QuickBooks keeps a record of inactive estimates, but doesn’t use the estimate numbers and reports. Now remember, the estimate itself is not going to be used to create the balance sheet.



But we might want to be tracking, in essence, the estimates themselves. So it’s quite possible that we’re making estimates. And some of which are going to be converted into invoices, and some of which possibly no action is ever taken on them.



Maybe we don’t want to delete them to delete the process, but make them in essence, inactive. So we can then print we’ve got the preview estimate, in envelope and so on,



we’ve got the emailing options, which could be useful. Of course, with estimates these days, email later, we can attach to it if we need to,



we will create shortly an invoice from the estimate. And you’ve got the start of a project. So we’re going to go to the formatting tab, we’ve got the preview,



if you go to the preview, it looks like this, you can go into some customizations for the estimate. But this would be the general look and feel of it. You can manage your templates,



if you have different templates, download the templates, spelling, you can insert the lines, which could be useful if you’re trying to maneuver around these lines.



And you want to put something in between here. So when you have a complex set of data down below that can be useful copy align,



as well send shift you’ve got your options for the email, prepare or letter and so on, and then your reports up top, back to the main tab. If we were then to use this to create an invoice, then we could go to the Create Invoice up top, we have some options create an invoice for the entire estimate.
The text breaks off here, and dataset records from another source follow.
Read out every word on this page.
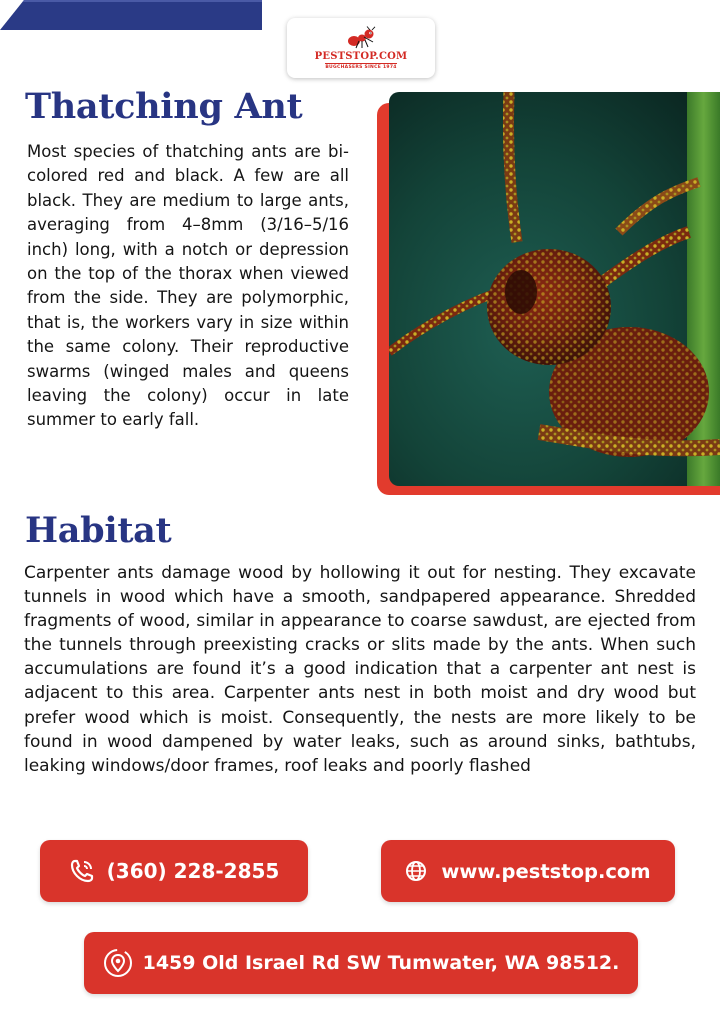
PESTSTOP.COM
BUGCHASERS SINCE 1974
Thatching Ant

Most species of thatching ants are bi-colored red and black. A few are all black. They are medium to large ants, averaging from 4–8mm (3/16–5/16 inch) long, with a notch or depression on the top of the thorax when viewed from the side. They are polymorphic, that is, the workers vary in size within the same colony. Their reproductive swarms (winged males and queens leaving the colony) occur in late summer to early fall.

Habitat

Carpenter ants damage wood by hollowing it out for nesting. They excavate tunnels in wood which have a smooth, sandpapered appearance. Shredded fragments of wood, similar in appearance to coarse sawdust, are ejected from the tunnels through preexisting cracks or slits made by the ants. When such accumulations are found it’s a good indication that a carpenter ant nest is adjacent to this area. Carpenter ants nest in both moist and dry wood but prefer wood which is moist. Consequently, the nests are more likely to be found in wood dampened by water leaks, such as around sinks, bathtubs, leaking windows/door frames, roof leaks and poorly flashed

(360) 228-2855	www.peststop.com
1459 Old Israel Rd SW Tumwater, WA 98512.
That’s the general idea we were probably going to be started with Create Invoice for a percentage of the entire estimates or Create Invoice for selected items or for different percentages of each item.



So I’m going to create one from the entire estimates where it’s going to say okay, and then it creates an invoice that looks a whole lot like the estimate



the invoice now is what’s going to record the actual transaction right, so we got this customer has since been generated, the date now of the invoice, the invoice number, the ship to the terms and so on when we expect to receive the money,



we’ve got the items down below that are being sold, and then the taxes that are being applied when we create the invoice, that’s when we expect the transaction to do what invoices do with an invoice it’s going to increase accounts receivable.



For example, for the full amount, the other side is going to go to some kind of sales account, but not including the sales tax. And then we’re gonna have to include the sales tax in sales tax payable.



Also, we’re gonna have a decrease if inventory is involved to inventory,



not for any amount on the invoice but for the cost the system knowing what the cost is by by having the items in place, and then cost of goods sold will be impacted. So I’m going to close this back out and say, recording, I’m not going to record it.



And I’m going to go back to the carrot up top and the homepage. So if you have a full accrual process on your accounting system, then you’re in a business where you do the work first. You could could start at the invoice if you do the work.



First, your billing in essence invoicing, the clients increase in accounts receivable, and then receiving payment and then deposit or you might have an added step where the client is typically going to be requesting some kind of estimate of how much it’s going to be costing first.



And that case, whatever system you have, you might first be doing an estimate which will not be affecting the financial statements but which you’re going to track and possible use that estimate in the future to generate the invoice then the process continues on as we’ve seen in the past.